UPDATED 06:05 EST / JANUARY 14 2014

IBM puts aside $1B for new dedicated Watson business

IBM is bolstering its commitment to bringing cognitive computing into the enterprise mainstream with a new business unit that will focus exclusively on commercializing Watson, the company announced at a recent New York event. The move, which follows a similar decision by Cisco to consolidate its Internet of Things offerings under a single division, underscores CEO Virginia Rometty’s lofty ambition to turn the Jeopardy!-winning supercomputer into a $10 billion business.

The Watson Group is hitting the ground running with $1 billion in capital, $100 million of which will be put aside for cultivating an application ecosystem on top of the platform. Another portion will be spent on the unit’s new 120,000 square feet headquarters in Manhattan’s East Village, right across the street from Facebook’s local offices.

“Clearly IBM understand that Watson is an important part of their future success, so they’re starting to invest in it now,” Wikibon’s Jeff Kelly commented on the latest episode of theCUBE Conversations. “I would imagine that number will increase, I mean the billion dollars, over the next couple of years, over the next 10 years. Really this is a 10-year play; this is very early days for Watson and the whole cognitive computing space as they’re calling it. So I suspect that number will increase significantly.”

The Watson Group is rolling out three services on launch, all based on something called Foundations, which IBM pegs as an end-to-end toolkit for processing different datasets from a variety of sources. The bundle provides real-time and predictive analytics, as well as “decision making” and information management capabilities  including governance, integration and in-memory functions. The technologies can all be purchased independently, IBM said, which makes them accessible to smaller customers with limited budgets.

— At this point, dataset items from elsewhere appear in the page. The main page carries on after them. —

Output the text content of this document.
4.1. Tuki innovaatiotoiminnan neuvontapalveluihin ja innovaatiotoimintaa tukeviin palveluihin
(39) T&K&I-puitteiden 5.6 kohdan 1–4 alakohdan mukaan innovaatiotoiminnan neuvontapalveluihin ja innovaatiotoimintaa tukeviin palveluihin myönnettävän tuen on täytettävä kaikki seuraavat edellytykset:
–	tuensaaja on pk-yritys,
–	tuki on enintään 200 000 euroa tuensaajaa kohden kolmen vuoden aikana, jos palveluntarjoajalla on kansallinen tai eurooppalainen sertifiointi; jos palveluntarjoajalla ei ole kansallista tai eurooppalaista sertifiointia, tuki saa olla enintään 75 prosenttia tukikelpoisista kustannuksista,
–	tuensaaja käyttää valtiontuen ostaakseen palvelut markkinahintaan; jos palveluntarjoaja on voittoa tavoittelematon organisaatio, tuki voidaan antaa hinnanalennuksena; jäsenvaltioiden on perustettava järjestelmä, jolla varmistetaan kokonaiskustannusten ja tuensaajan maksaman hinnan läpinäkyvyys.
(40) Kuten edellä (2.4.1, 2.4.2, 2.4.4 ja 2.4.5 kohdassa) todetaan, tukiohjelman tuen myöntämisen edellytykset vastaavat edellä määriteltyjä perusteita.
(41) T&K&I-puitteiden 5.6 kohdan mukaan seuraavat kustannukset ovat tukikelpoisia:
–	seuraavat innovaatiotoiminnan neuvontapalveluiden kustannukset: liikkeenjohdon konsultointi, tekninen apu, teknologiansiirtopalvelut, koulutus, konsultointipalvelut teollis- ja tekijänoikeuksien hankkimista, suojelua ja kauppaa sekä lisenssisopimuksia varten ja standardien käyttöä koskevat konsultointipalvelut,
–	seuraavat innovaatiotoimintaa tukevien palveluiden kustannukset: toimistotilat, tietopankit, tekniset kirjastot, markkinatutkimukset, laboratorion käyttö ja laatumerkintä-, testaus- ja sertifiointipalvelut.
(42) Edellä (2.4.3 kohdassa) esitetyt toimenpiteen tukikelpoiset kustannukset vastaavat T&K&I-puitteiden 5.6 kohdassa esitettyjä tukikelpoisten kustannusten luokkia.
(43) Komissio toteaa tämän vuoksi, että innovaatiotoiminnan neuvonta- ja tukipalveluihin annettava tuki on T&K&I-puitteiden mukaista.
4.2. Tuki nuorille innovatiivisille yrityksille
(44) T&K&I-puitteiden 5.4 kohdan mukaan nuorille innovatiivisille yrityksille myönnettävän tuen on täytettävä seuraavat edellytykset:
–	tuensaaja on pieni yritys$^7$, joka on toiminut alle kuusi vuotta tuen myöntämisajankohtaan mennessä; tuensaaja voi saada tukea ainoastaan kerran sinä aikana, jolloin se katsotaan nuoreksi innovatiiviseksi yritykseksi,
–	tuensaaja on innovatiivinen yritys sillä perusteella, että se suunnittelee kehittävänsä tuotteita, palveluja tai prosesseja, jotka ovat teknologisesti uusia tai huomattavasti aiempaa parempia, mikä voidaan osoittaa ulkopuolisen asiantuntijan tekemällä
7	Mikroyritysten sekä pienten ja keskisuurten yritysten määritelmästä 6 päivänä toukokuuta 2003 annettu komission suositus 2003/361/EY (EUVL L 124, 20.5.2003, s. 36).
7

Foundations powers Watson Discovery Advisor, a natural language processing tool that can automatically sift through millions of documents and identify relevant patterns. The service, which is geared towards companies in research-oriented fields like pharma and publishing, is complemented by Watson Analytics, a visualization solution that applies the same algorithms to provide decision makers with a natural language interface for interpreting business metrics. The third offering is Watson Explorer, an information discovery and search platform that doubles as a framework for developing data-driven applications. These can “deliver a comprehensive, contextually-relevant view of any topic,” according to IBM.